We must be getting soft as we pre booked our accommodation for the very first night of our trip back in the UK. Thirty five quid is not bad for a standard double room at the Lotus Garden Hotel, Merlati with an air conditioner and a great view of an unfinished lift shaft. We are only here for one night anyway.

I can see the appeal of all inclusive as task number one after the hotel bag drop is to trawl the numerous local money changers in search of the real rate so we can change dollars into pesos and hotfoot towards a beer and something to eat.

Something I am bound to come back to often is the sight of old, portly western men in the company of young, slim Philippine women. We find a bar (which looks familiar) and speculate on the status of the many quite odd couples we see around us.

Amusingly the bar’s star alcoholic offerings are Black Bitch and Bumpy Butt and every twenty minutes or so a group of tiny, tiny Philippina girls do a cheesy “Saturday Night” style formation dance seemingly for their own pleasure. The old, fat western predators ogle and leer.

I am sure for many Manila has all they could possibly want but for me it’s a place to plan your arrival and departure very close together. It is somewhat difficult to travel in the Philippines and not transit through the city at least once but back to tonight, we have to eat.

No sign of of a portly Starsky or Hutch!

The last time I was here we ate once in the “Seafood Market” a kind of pseudo fish market where the shellfish are displayed in tanks and fish along a long ice table. It takes some time for me to locate it again as my old git’s memory was not supported by a blog back then but eventually we find it.

It’s really a large, garishly lit Chinese restaurant with open tables in the middle and flanked on one side by a succession of tanks and an ice table to display huge live lobsters, prawns the size of our lobsters at home and bizarre named fish such as Lapu Lapu and the (I’m sure) highly comestible “Fish Lips” At the front of the restaurant is a large glass enclosed kitchen where some 10 wok chefs cook what you have selected.

You run through this little charade of having your “shopping” placed in a tiny little shopping trolley but after checkout it is wheeled into the kitchen and some small number of minutes later whole grilled red snapper, bok choy in oyster sauce and a seafood fried rice are placed before you. Well that’s the plan.

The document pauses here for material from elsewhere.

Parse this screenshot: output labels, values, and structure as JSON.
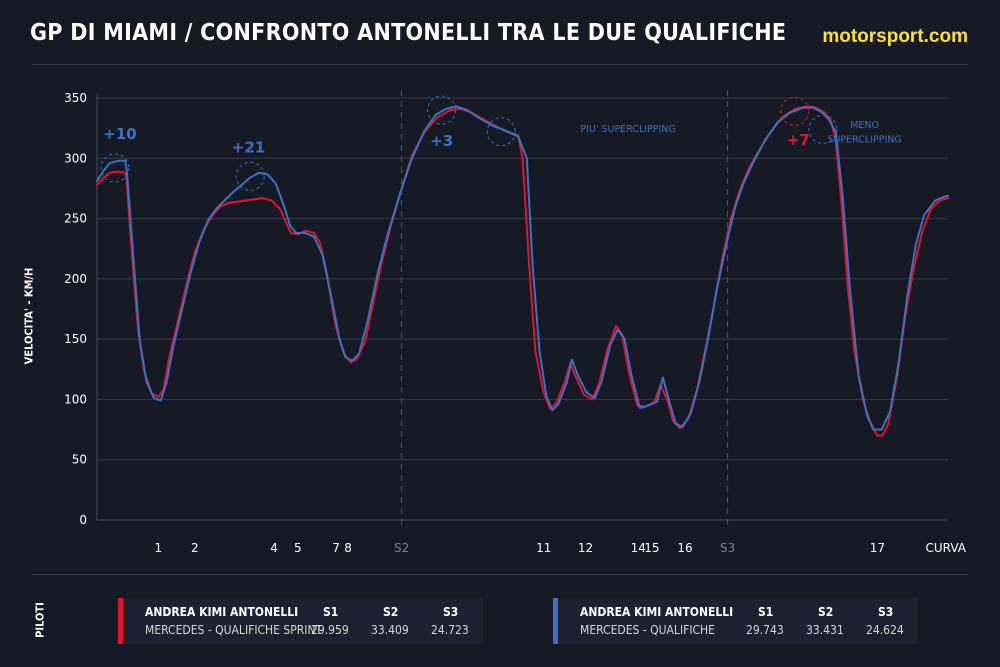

Quite delicious but another of the mental tangles that serves for my memory unravels as we are eating. If you have anything grilled in the Philippines ensure you ask for “lightly grilled” to avoid mummification.

Writing this back at the hotel as Madam discovers that she has left her Kindle on the plane, she’s not a happy lapin. We leave Manila tomorrow via the same airport destined for the aforementioned Island of Palawan but right now it’s just turned lunchtime back home so time for bed Zebedee.